Это надо… Додумать не успеваю, потому что Ванька в свойственной ему манере очень так легко отвечает на Сонькин вопрос:

– Любовь-любовь. Не завидуй, Комарова, – хмыкает и, сжав мою ладонь, снова тащит в спальню. Правда, выражение лица у него такое… Короче, не предвещает ничего хорошего. Да и руку он мне так сдавливает, еще немного – и посинеют пальцы.

29. 29

Иван

Таткины непосредственность и скрытность срывают с меня последнюю маску спокойствия. Первым звоночком было ее желание спрятаться утром. Да, в этот раз она не сбежала, но, скорее всего, дело тупо в обстоятельствах. Квартирка-то ее.

Вторым – испуганные взгляды в кухонный дверной проем.

И вишенка на торте – обсуждение своих надуманностей с Комаровой. Не со мной, а с подружкой.

Раздражение зашкаливает. Я тащу Азарину наверх, не слишком беспокоясь о ее комфорте. Точнее, совсем не беспокоясь. Сейчас мне плевать.

– Больно, Ваня. Отпусти, у меня уже пальцы посинели.

Заталкиваю ее в спальню, со всей силы хлопнув дверью.

– Можно было сказать сразу, а не терпеть! – понимаю, что просто ору ей в лицо. – У тебя все и всегда так, – убавляю громкость.

Татка ошарашена. Хлопает своими глазищами и ни черта не понимает. Она никогда и ничего не понимает! Меня просто кроет, а она строит из себя фарфоровую куклу.

Неживая. И эмоции на лице такие же. Нет их. Совершенно.

– Как так, Ванечка?

Это ее «Ванечка» заставляет сбавить обороты. Перестроиться на более мирный лад.

– Вместо того чтобы сказать мне напрямую, что тебя беспокоит, ты сидишь и обсуждаешь свои заморочки с Комаровой на кухне.

– А что я, по-твоему, должна сказать?

– То, что вбила в свою башку, – упираюсь пальцем ей в лоб, и Татка кривит губы.

Не нравится ей. Мне тоже не нравится.

Раньше все было проще. Никаких эмоций. Случилось и случилось. Каждая новая равно проходящая.

А с ней… сам не думал, что одна ночь настолько перетряхнет мое сознание. И до того крыло, а сейчас так вообще.

Собственнические инстинкты ревут и устраивают забастовку.

Грубость и резкость лишь результат Наташкиных секретов и тупизма. Мне нужно знать, что она себе придумала. В чем причина?

К чему усложнять? Шептаться с подружкой, но при этом стрематься сказать, что ее беспокоит, мне в лицо?

Сцепляю пальцы в замок на затылке и отхожу к окну.

– Это ничего не значит.

Ее слова летят в спину. Конечно, сказать подобное в глаза она не решится. Маленькая лгунья.

Делаю глубокий вдох и прикрываю глаза. Считаю про себя до десяти, чтобы не сморозить глупость. Это я умею.

– То, что произошло… Все было хорошо, но это никого ни к чему не обязывает. Можно жить как раньше.

Голос становится громче. Чем дольше я стою к ней спиной, тем больше вселяю в нее уверенности. На миг ловлю себя на мысли, что мне хочется хорошенько ее встряхнуть. Может быть, мозги встанут на место?

Но я продолжаю пялиться в окно. Лучшим вариантом сейчас будет уйти и не доводить все это до еще большего абсурда.

Именно это я и делаю: огибаю Азаринскую фигуру и касаюсь ручки двери.

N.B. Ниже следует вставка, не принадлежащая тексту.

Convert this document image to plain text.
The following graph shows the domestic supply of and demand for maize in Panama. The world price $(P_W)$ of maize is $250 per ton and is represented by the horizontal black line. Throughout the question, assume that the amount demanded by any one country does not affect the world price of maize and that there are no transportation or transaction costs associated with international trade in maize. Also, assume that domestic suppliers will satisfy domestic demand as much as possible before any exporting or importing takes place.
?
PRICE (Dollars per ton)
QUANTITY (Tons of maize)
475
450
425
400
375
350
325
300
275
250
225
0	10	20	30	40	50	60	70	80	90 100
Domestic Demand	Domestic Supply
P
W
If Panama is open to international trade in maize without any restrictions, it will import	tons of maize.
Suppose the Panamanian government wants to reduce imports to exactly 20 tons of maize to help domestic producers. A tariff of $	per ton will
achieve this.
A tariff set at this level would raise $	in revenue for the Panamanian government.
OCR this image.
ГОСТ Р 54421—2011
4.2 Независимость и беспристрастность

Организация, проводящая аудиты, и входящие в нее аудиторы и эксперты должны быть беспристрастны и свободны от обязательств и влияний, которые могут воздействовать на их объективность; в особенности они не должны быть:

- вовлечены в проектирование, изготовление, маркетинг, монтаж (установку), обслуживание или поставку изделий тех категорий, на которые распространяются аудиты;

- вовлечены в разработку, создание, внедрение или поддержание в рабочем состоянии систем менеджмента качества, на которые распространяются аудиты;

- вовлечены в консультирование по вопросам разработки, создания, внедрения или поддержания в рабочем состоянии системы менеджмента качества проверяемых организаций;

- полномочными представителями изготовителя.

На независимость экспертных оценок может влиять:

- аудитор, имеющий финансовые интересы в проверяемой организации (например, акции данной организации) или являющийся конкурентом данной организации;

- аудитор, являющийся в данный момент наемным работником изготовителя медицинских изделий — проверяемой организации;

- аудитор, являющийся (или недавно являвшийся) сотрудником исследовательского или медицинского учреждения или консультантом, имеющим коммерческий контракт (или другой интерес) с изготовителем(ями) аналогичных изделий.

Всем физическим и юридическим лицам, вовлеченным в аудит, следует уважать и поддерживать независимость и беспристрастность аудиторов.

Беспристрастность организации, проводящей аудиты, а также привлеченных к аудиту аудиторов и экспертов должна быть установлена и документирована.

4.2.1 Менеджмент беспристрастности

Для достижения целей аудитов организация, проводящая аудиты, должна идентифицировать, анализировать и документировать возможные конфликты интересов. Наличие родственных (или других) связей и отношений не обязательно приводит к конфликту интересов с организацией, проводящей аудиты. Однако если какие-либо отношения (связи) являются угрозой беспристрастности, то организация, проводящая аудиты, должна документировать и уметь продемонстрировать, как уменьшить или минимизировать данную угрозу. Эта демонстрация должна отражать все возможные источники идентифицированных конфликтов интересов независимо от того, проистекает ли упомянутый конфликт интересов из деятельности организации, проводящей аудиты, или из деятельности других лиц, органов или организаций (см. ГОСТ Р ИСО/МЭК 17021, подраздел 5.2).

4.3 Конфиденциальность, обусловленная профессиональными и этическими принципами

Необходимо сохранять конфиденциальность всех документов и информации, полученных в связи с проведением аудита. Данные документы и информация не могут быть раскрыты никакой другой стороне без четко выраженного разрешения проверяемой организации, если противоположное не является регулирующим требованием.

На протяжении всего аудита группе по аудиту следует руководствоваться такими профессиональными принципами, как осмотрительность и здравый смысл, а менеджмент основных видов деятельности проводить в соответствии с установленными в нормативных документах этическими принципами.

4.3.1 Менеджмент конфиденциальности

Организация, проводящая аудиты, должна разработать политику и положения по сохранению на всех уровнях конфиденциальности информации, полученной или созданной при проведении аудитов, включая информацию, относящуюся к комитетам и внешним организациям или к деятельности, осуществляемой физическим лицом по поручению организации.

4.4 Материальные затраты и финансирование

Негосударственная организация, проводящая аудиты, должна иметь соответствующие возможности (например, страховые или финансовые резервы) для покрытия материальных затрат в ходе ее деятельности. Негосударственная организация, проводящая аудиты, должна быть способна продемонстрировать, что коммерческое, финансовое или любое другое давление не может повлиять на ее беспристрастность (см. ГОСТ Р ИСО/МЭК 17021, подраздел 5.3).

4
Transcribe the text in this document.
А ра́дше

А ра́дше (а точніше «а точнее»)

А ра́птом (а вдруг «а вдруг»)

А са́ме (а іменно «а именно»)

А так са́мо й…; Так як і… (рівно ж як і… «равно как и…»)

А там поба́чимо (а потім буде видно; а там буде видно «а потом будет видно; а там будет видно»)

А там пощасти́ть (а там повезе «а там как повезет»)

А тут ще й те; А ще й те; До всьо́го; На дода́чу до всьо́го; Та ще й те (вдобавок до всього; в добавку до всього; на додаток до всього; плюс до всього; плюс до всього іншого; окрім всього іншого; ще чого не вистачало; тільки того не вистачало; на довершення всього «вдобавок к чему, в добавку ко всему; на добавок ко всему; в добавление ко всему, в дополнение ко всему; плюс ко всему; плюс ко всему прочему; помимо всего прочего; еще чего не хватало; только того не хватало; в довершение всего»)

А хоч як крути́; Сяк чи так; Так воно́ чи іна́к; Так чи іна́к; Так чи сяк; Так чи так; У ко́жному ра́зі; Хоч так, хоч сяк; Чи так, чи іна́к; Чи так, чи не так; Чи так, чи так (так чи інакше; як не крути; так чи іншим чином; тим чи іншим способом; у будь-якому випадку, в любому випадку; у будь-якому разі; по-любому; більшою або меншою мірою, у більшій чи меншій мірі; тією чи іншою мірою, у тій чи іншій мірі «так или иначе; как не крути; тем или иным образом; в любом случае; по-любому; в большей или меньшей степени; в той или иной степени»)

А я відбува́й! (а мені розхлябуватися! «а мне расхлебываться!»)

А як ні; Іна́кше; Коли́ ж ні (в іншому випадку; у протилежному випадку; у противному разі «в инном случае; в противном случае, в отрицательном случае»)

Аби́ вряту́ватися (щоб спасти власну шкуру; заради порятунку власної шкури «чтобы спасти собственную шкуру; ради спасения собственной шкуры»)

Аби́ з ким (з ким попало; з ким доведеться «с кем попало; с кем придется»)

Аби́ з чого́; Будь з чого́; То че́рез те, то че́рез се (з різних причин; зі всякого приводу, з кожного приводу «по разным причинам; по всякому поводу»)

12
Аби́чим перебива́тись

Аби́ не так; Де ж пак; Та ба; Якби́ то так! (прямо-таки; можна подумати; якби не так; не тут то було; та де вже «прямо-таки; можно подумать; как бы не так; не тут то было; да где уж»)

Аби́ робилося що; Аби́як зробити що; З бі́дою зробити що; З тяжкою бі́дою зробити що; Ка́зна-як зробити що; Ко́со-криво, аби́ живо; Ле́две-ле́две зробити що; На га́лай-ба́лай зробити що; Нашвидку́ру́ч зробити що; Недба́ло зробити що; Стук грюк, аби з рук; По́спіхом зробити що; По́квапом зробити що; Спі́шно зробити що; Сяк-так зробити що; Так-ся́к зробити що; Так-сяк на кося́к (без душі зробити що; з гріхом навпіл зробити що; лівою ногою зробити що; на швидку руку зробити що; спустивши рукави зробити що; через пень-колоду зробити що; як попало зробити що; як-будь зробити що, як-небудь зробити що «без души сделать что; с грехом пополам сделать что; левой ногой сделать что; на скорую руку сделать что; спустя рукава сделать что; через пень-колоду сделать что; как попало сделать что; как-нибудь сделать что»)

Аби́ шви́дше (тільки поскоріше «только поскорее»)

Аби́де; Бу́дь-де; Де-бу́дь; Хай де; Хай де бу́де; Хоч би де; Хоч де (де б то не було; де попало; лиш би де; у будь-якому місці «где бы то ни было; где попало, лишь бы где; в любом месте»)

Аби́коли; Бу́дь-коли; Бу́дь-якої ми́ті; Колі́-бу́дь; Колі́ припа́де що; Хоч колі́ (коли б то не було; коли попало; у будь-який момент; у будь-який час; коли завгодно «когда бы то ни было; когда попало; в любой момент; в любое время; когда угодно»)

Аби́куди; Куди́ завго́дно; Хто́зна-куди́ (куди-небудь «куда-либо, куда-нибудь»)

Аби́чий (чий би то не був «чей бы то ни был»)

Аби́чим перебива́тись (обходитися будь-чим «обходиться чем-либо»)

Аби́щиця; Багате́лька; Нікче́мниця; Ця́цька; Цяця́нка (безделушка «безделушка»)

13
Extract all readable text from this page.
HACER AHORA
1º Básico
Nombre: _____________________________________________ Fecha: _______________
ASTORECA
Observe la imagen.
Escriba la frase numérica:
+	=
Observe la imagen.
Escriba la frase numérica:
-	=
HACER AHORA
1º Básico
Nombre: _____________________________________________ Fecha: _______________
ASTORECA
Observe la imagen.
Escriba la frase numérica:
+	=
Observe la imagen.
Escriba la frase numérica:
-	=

– Если тебе этого хочется, то пожалуйста…

Я не слышу ответа.

Куртку накидываю уже на улице. Какое-то время просто иду вперед, проветриваюсь, чтобы не вернуться и не свернуть ей шею.

Ничего не значит у нее. Дура!

В город возвращаюсь на такси. Домой прихожу лишь под вечер. Переодеваюсь и сразу иду в качалку. Нужно сместить вектор переживаний.

Все дурные мысли всегда выходят с по́том.

На следующий день заезжает Серёга и сообщает как бы между делом, что Татка улетела с Агатой в Питер на два дня. Стараюсь реагировать со всем равнодушием, и, возможно, рожа у меня остается каменной, но вот внутри все клокочет.